Luego de un fuerte y prolongado espasmo, Alonso se echó a un lado de la desordenada cama con el corazón completamente agitado; Carla, por su lado, cansada pero con una radiante sonrisa estampada en su rostro, se recostó a su lado, apoyando la cabeza en su pecho. Estuvieron así un buen rato, mientras sus pulsos se regulaban con lentitud.

            −¿Desde hace cuánto que no hacíamos esto? –preguntó ella mientras contemplaba el techo.

            −No sé… Ya perdí la cuenta.

            −Ah…

            Alonso se acomodó un poco, poniendo el brazo derecho bajo su cabeza.

−Siempre me ha llamado la atención que dos personas coincidan tan bien al momento de acabar; como nosotros –dijo él.

            −Es por la costumbre –explicó Carla, sonriendo antes de añadir−: Es porque lo hicimos tantas veces, por tantos años, que nuestros cuerpos ya no se olvidan de eso.

            Alonso, por toda respuesta, besó la coronilla de su ex novia.

            −¿Qué hacías en la fiesta de Javiera? –preguntó esta última.

            −Me invitó ella.

            −¿Desde cuándo que eres su amiga?

            −Desde hace un tiempo; no me acuerdo mucho.

            −Ah…

            Carla removió un poco las sábanas con sus pies y se reacomodó en el pecho de Alonso.

            −¿Sabes? –dijo ella−, cuando terminamos, siempre supe que esto iba a pasar algún día; reencontrarnos por casualidad.

            −¿En serio?

            −Sí; de hecho, fue una coincidencia lo que nos unió la primera vez, ¿no?

            −Tienes razón: todavía me acuerdo de ese día que nos quedamos atrapados en el ascensor –Alonso esbozó una sonrisa que Carla no pudo ver−. ¿Te acuerdas de lo que decía el tipo que nos debía salvar?

            −¡Sí! –Carla rió antes de carraspear la voz y hablar grave, imitando al interlocutor de aquel día−: “Si no quieren morir aplastados abajo como tomates, será mejor que no se muevan; ya vamos en camino”.
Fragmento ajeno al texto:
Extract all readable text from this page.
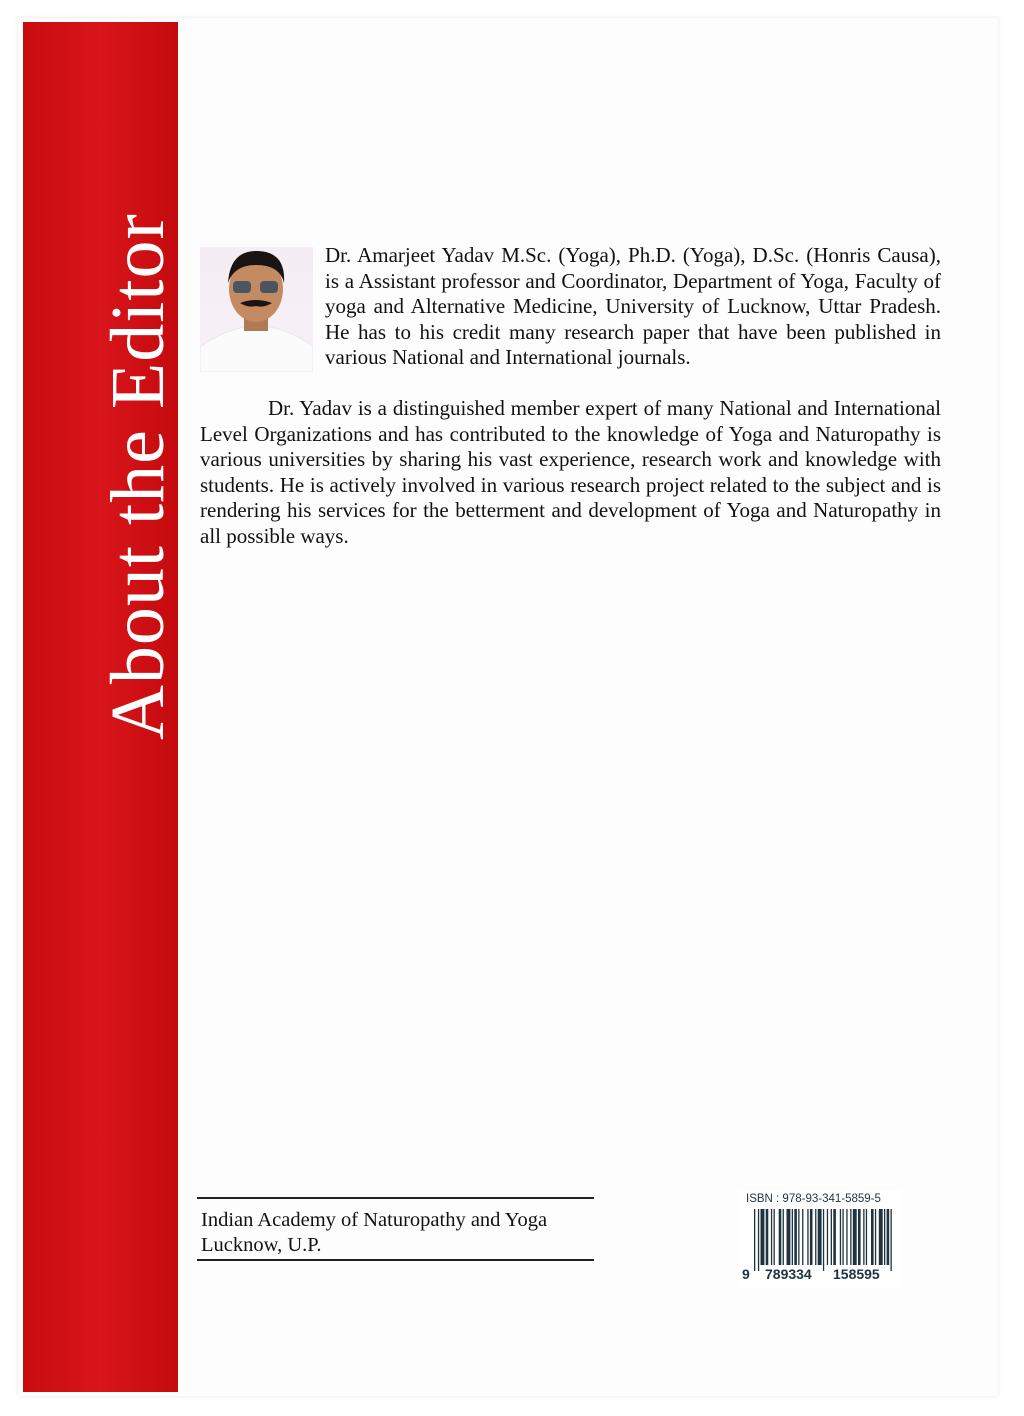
About the Editor	Dr. Amarjeet Yadav M.Sc. (Yoga), Ph.D. (Yoga), D.Sc. (Honris Causa), is a Assistant professor and Coordinator, Department of Yoga, Faculty of yoga and Alternative Medicine, University of Lucknow, Uttar Pradesh. He has to his credit many research paper that have been published in various National and International journals.
Dr. Yadav is a distinguished member expert of many National and International Level Organizations and has contributed to the knowledge of Yoga and Naturopathy is various universities by sharing his vast experience, research work and knowledge with students. He is actively involved in various research project related to the subject and is rendering his services for the betterment and development of Yoga and Naturopathy in all possible ways.
Indian Academy of Naturopathy and Yoga
Lucknow, U.P.
ISBN : 978-93-341-5859-5
9 789334 158595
            Alonso comenzó a reír; Carla hizo lo mismo, divertida.

            −¡Era el salvador con menos tacto del mundo!

            −¡Deberían contratarlo para anunciarle a la gente que se va a morir de cáncer! –dijo Carla, y ambos volvieron a reír.

            −¿Quién agregó primero a quién?; no lo recuerdo.

            −Yo tampoco… −Carla se sonrojó−. Pero creo que fui yo.

            −Nadie puede negar que eres una chica osada.

            −Pero si no hubiera sido yo, jamás hubiera pasado nada –dijo Carla con un dejo molesto.

            −Tranquila, Charlie, nadie te está diciendo nada –Alonso volvió a besar la cabeza de la chica−. Te agradezco un montón que hayas hecho eso.

            −Gracias –dijo Carla, incorporándose un poco sobre su codo para darle un beso en la boca−. Pero la forma en que intentabas calmarme fue adorable. De hecho, me atrevería a decir que fue eso lo que me enamoró de ti.

            −Siempre me dices lo mismo.

            −¿No te gusta que te lo repita?

            −No te he dicho eso.

            Carla se mantuvo en silencio, volviendo a posar su cabeza en el pecho de Alonso. Alonso, por su parte, empezó a acariciar los pechos de Carla.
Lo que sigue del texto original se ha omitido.